Si vous ne connaissez pas Blind Spot il y a peu de chances que cet article vous intéresse, je vous redirige donc, pour ceux qui se sentiraient intéressés à l’article sur le tome 1 de cette série. Vous êtes cependant libre de vous spoiler et de découvrir l’histoire par la fin mais dans ce cas je serais dans l’obligation de vous trouver bizarre.

Et quitte à être clair, je vais tranquillement commencer par annoncer la fin, ça ne gêne personne n’est-ce pas ?

Ayako Suzumiya est en compagnie de sa nièce et de son neveu. L’histoire qu’elle vient de raconter s’achève et ses amies se tiennent devant elle, témoins du chemin qu’elle a parcouru jusqu’à la fière femme, proche de la trentaine qu’elle est devenue.
Alors que le lecteur se réveille tout doucement de cette histoire en 3 tomes, son protagoniste clôture l’album photo comme le chapitre de leur vie qui nous a été donné de voir. Une nouvelle page est en train de s’écrire, Karen attend un enfant et Ayako s’apprête à annoncer une grande nouvelle mais nous n’y sommes pas conviés. Le livre se referme et l’on peut retourner à nos propres vies.

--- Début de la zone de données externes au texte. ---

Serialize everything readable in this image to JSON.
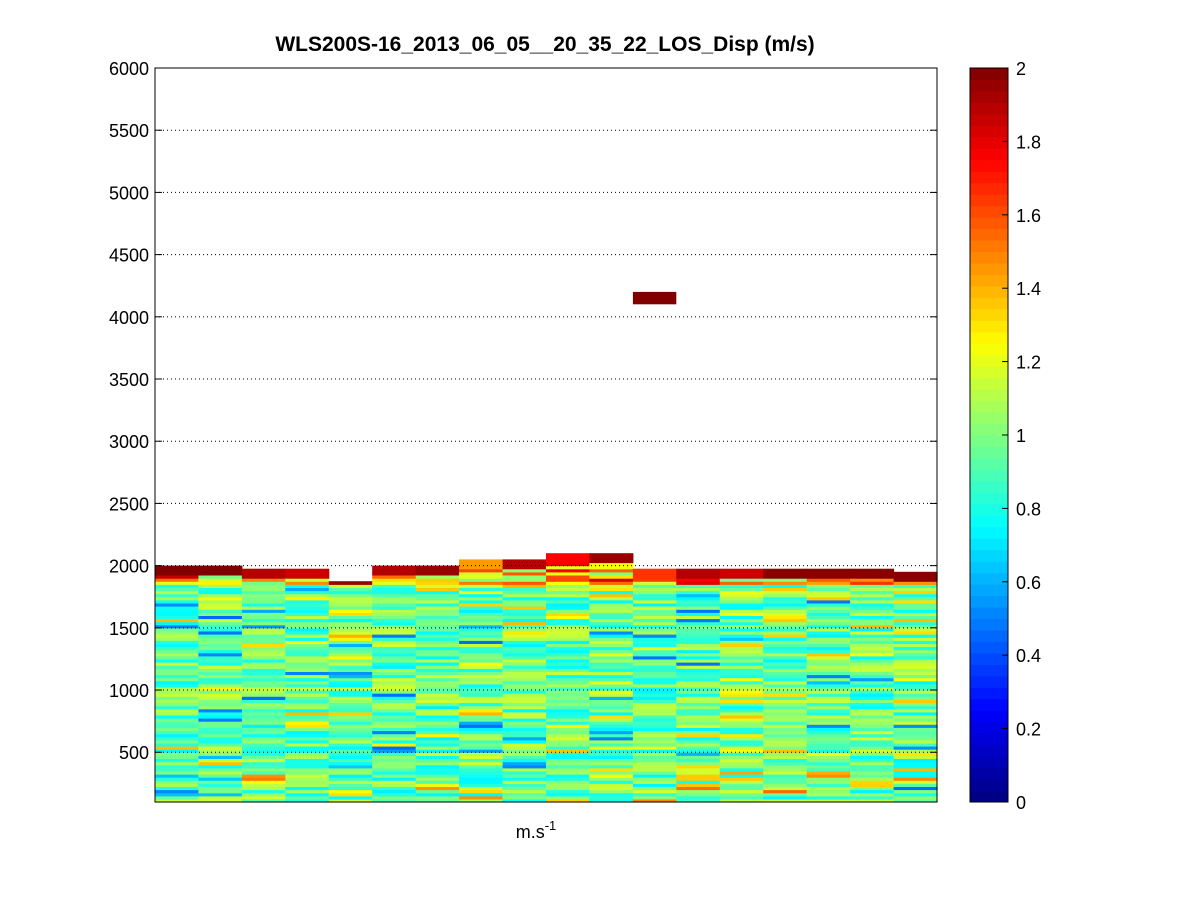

Il y a cependant de quoi être comblé. Depuis la lycéenne en difficulté jusqu’à la grande femme aux rêves accomplis, le parcours d’Ayako aura été fantastique. Que ce soit la si compliqué Miho, le troublant Ogata, les oppositions avec ses parents, le décès de son cousin ou encore son entrée dans le monde du doublage, les difficultés ont été nombreuses mais Ayako a su les surmonter et s’en servir comme les moteurs de sa motivation.

S’ouvrant avec la cérémonie d’année, le 3e tome a été le dernier mais aussi le plus marquant et difficile palier dans l’ascension d’Ayako. Notre héroïne quitte son uniforme et la tranquillité du lycée pour partir à la conquête de ses rêves sur un sentier qu’elle est à la seule pouvoir construire.

Fini les hésitations et longueurs du début, Guillaume Lebigot n’a jamais été aussi agréable à lire. Une écriture fluide et touchante transmet les émotions et l’histoire avec une adresse remarquable. Ce volume tient un équilibre maîtrisé entre handicap et le métier de doubleuse sans jamais oublier les thèmes chers des premiers tomes comme l’amitié et la famille. Le tout forme quelque chose de très agréable à suivre, trouvant son point culminant dans le dernier et grand mur à s’être dressé devant notre héroïne.

Vous souvenez-vous ? L’accident d’Ayako a remis complètement en question tous les efforts que nous avions pu voir à l’œuvre dans les premiers tomes. L’handicap n’avait jamais été aussi contraignant qu’à ce moment au point de mettre en danger toutes ses ambitions. S’est posé alors un dilemme : Rester avec une vue aussi diminuée par l’accident toute sa vie ou prendre le risque de tout perdre avec une chance de réaliser ses rêves ? Vous connaissez la réponse et vous savez ce qu’il en est devenu. Une fois le mur écroulé par le fruit de sa détermination et du soutien de ses amis, une grande autoroute, non sans embuches, s’est ouverte à notre héroïne.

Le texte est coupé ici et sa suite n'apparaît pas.